My neighbors Matt and Candra have a classic bungalow in Historic West Asheville and last Summer they were looking to replace their asphalt shingle roof. They preferred the look of a metal roof and they wanted to harvest their rainwater with a catchment system (metal roofs are better for rain catchment systems because they don’t shed ballast, asphalt and fiberglass fibers into the water tanks like asphalt shingles).
(Regarding costs: Due to many economic factors that we’ve been experiencing the costs of these materials can fluctuate widely but hopefully the information below will be helpful as far as their relative costs)
They received several estimates and considered 3 different options:
1) Asphalt Shingle roof
Life Expectancy: About 20 years.
Pros: Reasonably priced. Fairly reliable.
Cons: Not the look they wanted. Not ideal for rain catchment systems.
2) Standing Seam Metal roof.
Life expectancy: 35-40 years!
Pros: Very attractive, with the longest life expectancy. Good for water catchment.
Cons: Twice as expensive as other options!
3) Exposed Fastener Metal roof.
Life expectancy: 10-35 years
Pros: Attractive and affordable. Good for water catchment.
Cons: Un-predictable life expectancy with a mixed reputation depending on which professional you talked to.
Matt kept thinking about the Exposed Fastener Metal Roof (Option #3). This is also called a “fasten down” roof because the screws are fastened right through the metal panels into the roof sheathing. The critics of this roof say that during the freeze/thaw cycle the metal panels move and corrode around the screws where the water can enter. Some of the roofing contractors Matt talked to refused to install them because of call-backs.
Matt was about to give up on the Exposed Fastener roof when he spoke with Asheville Roofing Contractor Francisco Luna who said that the Exposed Fastener Metal Roof was his favorite option for the money but it had to be installed correctly. Francisco’s crew pre-drills holes into the crimps of the panels. The crimps are the high points of the panels so if there is corrosion around the screws over time, it is unlikely that water will get under the panels (see diagram below). He said that if the panels are fastened at the crimps instead of the flat areas homeowners can expect an extra 10-20 years of life expectancy.

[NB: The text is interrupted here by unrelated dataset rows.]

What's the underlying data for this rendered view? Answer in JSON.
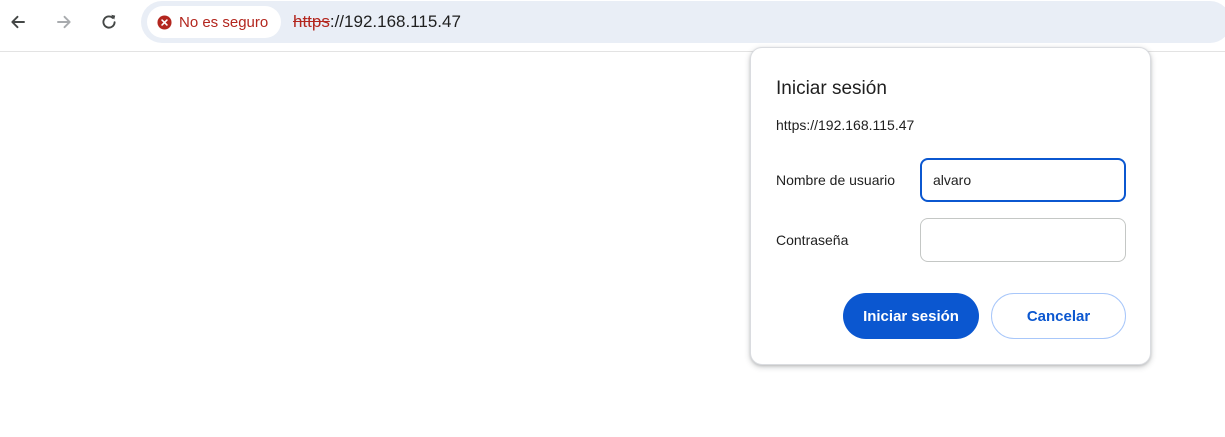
{
  "toolbar": {
    "back_icon": "arrow-left-icon",
    "forward_icon": "arrow-right-icon",
    "reload_icon": "reload-icon"
  },
  "omnibox": {
    "security_label": "No es seguro",
    "security_icon": "error-circle-x-icon",
    "security_color": "#b3261e",
    "url_scheme": "https",
    "url_rest": "://192.168.115.47",
    "background": "#e9eef6"
  },
  "dialog": {
    "title": "Iniciar sesión",
    "origin": "https://192.168.115.47",
    "username_label": "Nombre de usuario",
    "username_value": "alvaro",
    "password_label": "Contraseña",
    "password_value": "",
    "signin_label": "Iniciar sesión",
    "cancel_label": "Cancelar",
    "accent": "#0b57d0"
  }
}
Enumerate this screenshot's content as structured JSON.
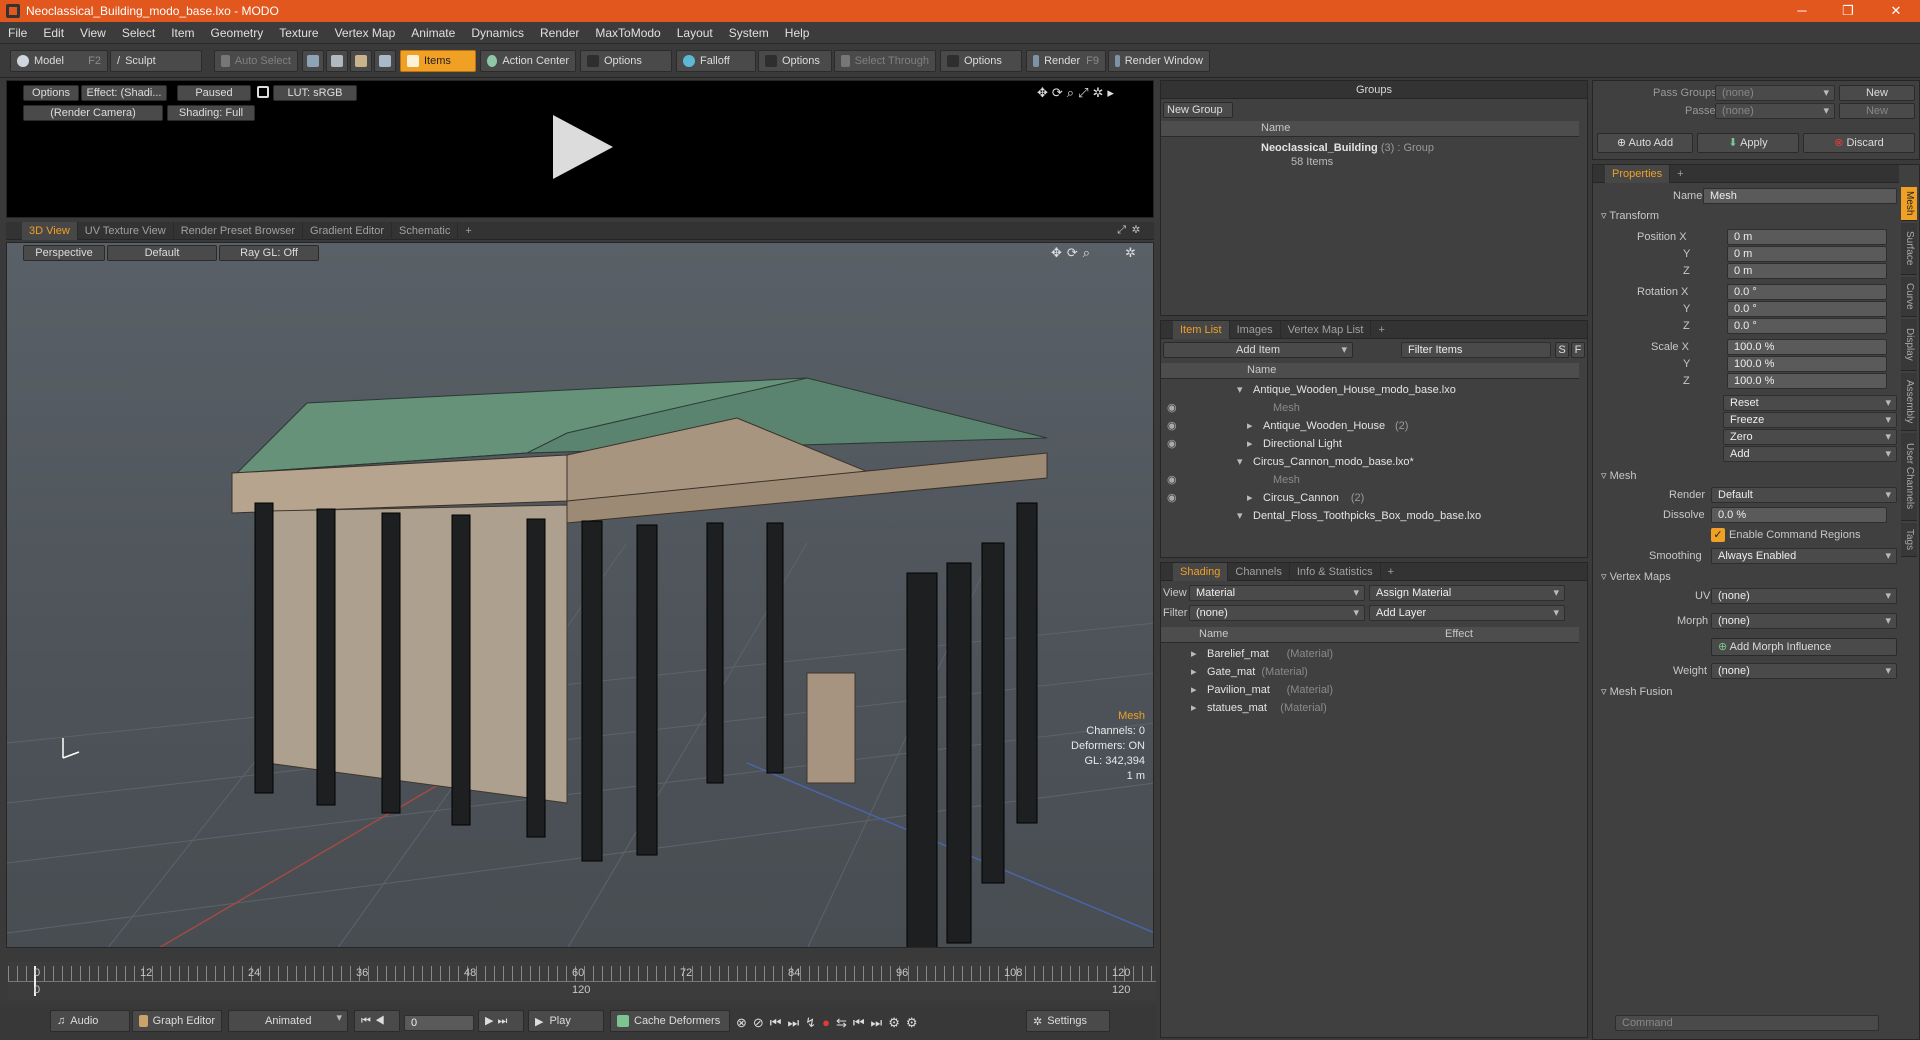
{
  "window": {
    "title": "Neoclassical_Building_modo_base.lxo - MODO",
    "controls": [
      "─",
      "❐",
      "✕"
    ]
  },
  "menu": [
    "File",
    "Edit",
    "View",
    "Select",
    "Item",
    "Geometry",
    "Texture",
    "Vertex Map",
    "Animate",
    "Dynamics",
    "Render",
    "MaxToModo",
    "Layout",
    "System",
    "Help"
  ],
  "toolbar": {
    "model": "Model",
    "model_key": "F2",
    "sculpt": "Sculpt",
    "auto_select": "Auto Select",
    "items": "Items",
    "action_center": "Action Center",
    "options1": "Options",
    "falloff": "Falloff",
    "options2": "Options",
    "select_through": "Select Through",
    "options3": "Options",
    "render": "Render",
    "render_key": "F9",
    "render_window": "Render Window"
  },
  "render_panel": {
    "options": "Options",
    "effect": "Effect: (Shadi...",
    "paused": "Paused",
    "lut": "LUT: sRGB",
    "camera": "(Render Camera)",
    "shading": "Shading: Full"
  },
  "viewport_tabs": [
    "3D View",
    "UV Texture View",
    "Render Preset Browser",
    "Gradient Editor",
    "Schematic",
    "+"
  ],
  "viewport": {
    "projection": "Perspective",
    "style": "Default",
    "raygl": "Ray GL: Off",
    "info": {
      "title": "Mesh",
      "channels": "Channels: 0",
      "deformers": "Deformers: ON",
      "gl": "GL: 342,394",
      "scale": "1 m"
    }
  },
  "groups": {
    "title": "Groups",
    "new_group": "New Group",
    "col_name": "Name",
    "row_name": "Neoclassical_Building",
    "row_count": "(3)",
    "row_type": ": Group",
    "row_items": "58 Items"
  },
  "itemlist": {
    "tabs": [
      "Item List",
      "Images",
      "Vertex Map List",
      "+"
    ],
    "add_item": "Add Item",
    "filter": "Filter Items",
    "s": "S",
    "f": "F",
    "col_name": "Name",
    "rows": [
      {
        "text": "Antique_Wooden_House_modo_base.lxo",
        "indent": 0,
        "dim": false
      },
      {
        "text": "Mesh",
        "indent": 2,
        "dim": true
      },
      {
        "text": "Antique_Wooden_House",
        "suffix": "(2)",
        "indent": 1,
        "dim": false
      },
      {
        "text": "Directional Light",
        "indent": 1,
        "dim": false
      },
      {
        "text": "Circus_Cannon_modo_base.lxo*",
        "indent": 0,
        "dim": false
      },
      {
        "text": "Mesh",
        "indent": 2,
        "dim": true
      },
      {
        "text": "Circus_Cannon",
        "suffix": "(2)",
        "indent": 1,
        "dim": false
      },
      {
        "text": "Dental_Floss_Toothpicks_Box_modo_base.lxo",
        "indent": 0,
        "dim": false
      }
    ]
  },
  "shading": {
    "tabs": [
      "Shading",
      "Channels",
      "Info & Statistics",
      "+"
    ],
    "view_label": "View",
    "view_value": "Material",
    "assign": "Assign Material",
    "filter_label": "Filter",
    "filter_value": "(none)",
    "add_layer": "Add Layer",
    "col_name": "Name",
    "col_effect": "Effect",
    "rows": [
      {
        "name": "Barelief_mat",
        "type": "(Material)"
      },
      {
        "name": "Gate_mat",
        "type": "(Material)"
      },
      {
        "name": "Pavilion_mat",
        "type": "(Material)"
      },
      {
        "name": "statues_mat",
        "type": "(Material)"
      }
    ]
  },
  "passes": {
    "pass_groups": "Pass Groups",
    "passes": "Passes",
    "none": "(none)",
    "new": "New",
    "auto_add": "Auto Add",
    "apply": "Apply",
    "discard": "Discard"
  },
  "properties": {
    "tab": "Properties",
    "name_label": "Name",
    "name_value": "Mesh",
    "transform": "Transform",
    "position_x": "Position X",
    "y": "Y",
    "z": "Z",
    "rotation_x": "Rotation X",
    "scale_x": "Scale X",
    "pos": [
      "0 m",
      "0 m",
      "0 m"
    ],
    "rot": [
      "0.0 °",
      "0.0 °",
      "0.0 °"
    ],
    "scl": [
      "100.0 %",
      "100.0 %",
      "100.0 %"
    ],
    "reset": "Reset",
    "freeze": "Freeze",
    "zero": "Zero",
    "add": "Add",
    "mesh": "Mesh",
    "render_label": "Render",
    "render_value": "Default",
    "dissolve_label": "Dissolve",
    "dissolve_value": "0.0 %",
    "enable_cmd": "Enable Command Regions",
    "smoothing_label": "Smoothing",
    "smoothing_value": "Always Enabled",
    "vertex_maps": "Vertex Maps",
    "uv_label": "UV",
    "uv_value": "(none)",
    "morph_label": "Morph",
    "morph_value": "(none)",
    "add_morph": "Add Morph Influence",
    "weight_label": "Weight",
    "weight_value": "(none)",
    "mesh_fusion": "Mesh Fusion",
    "side_tabs": [
      "Mesh",
      "Surface",
      "Curve",
      "Display",
      "Assembly",
      "User Channels",
      "Tags"
    ],
    "command": "Command"
  },
  "timeline": {
    "ticks": [
      "0",
      "12",
      "24",
      "36",
      "48",
      "60",
      "72",
      "84",
      "96",
      "108",
      "120"
    ],
    "sub": [
      "0",
      "120",
      "120"
    ]
  },
  "bottombar": {
    "audio": "Audio",
    "graph_editor": "Graph Editor",
    "animated": "Animated",
    "frame": "0",
    "play": "Play",
    "cache": "Cache Deformers",
    "settings": "Settings"
  },
  "colors": {
    "accent": "#f0a024",
    "title_bar": "#e2571e",
    "roof": "#5f8f73"
  }
}
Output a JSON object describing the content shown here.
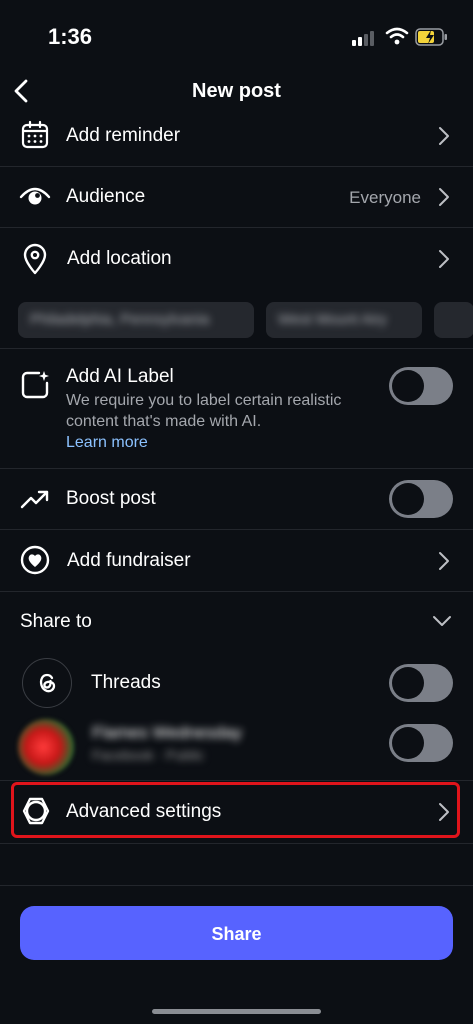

This was a bold claim but it made sense. This was also consistent with my experience in living in Central America where tin roofs are very common. The metal roofing panels were ALWAYS fastened through the high points, not the troughs. I looked through several installation guides for these products and I discovered that the best practice is to install the screws at the high points just like Francisco claimed. So why are so many roofers fastening the panels in the flat/low areas? The answer is upsetting. It’s simply easier and faster to ‘screw-down’ the panels in the low areas because no pre-drilling is needed. This practice is convenient and profitable for the installers but a huge inconvenience for the homeowner when their roof leaks after 10 years!
After a lot of research, Matt and Candra decided on the Exposed Fastener Metal roof pre-drilled and fastened through the crimps (Installed by Francisco Luna’s crew. See photo below). It looks great and they are looking forward to 25-30 years of a solid roof over their heads.
Note: Metal Roofs get an even longer life expectancy when they are coated with a high quality paint and re-coated every 10 years or so.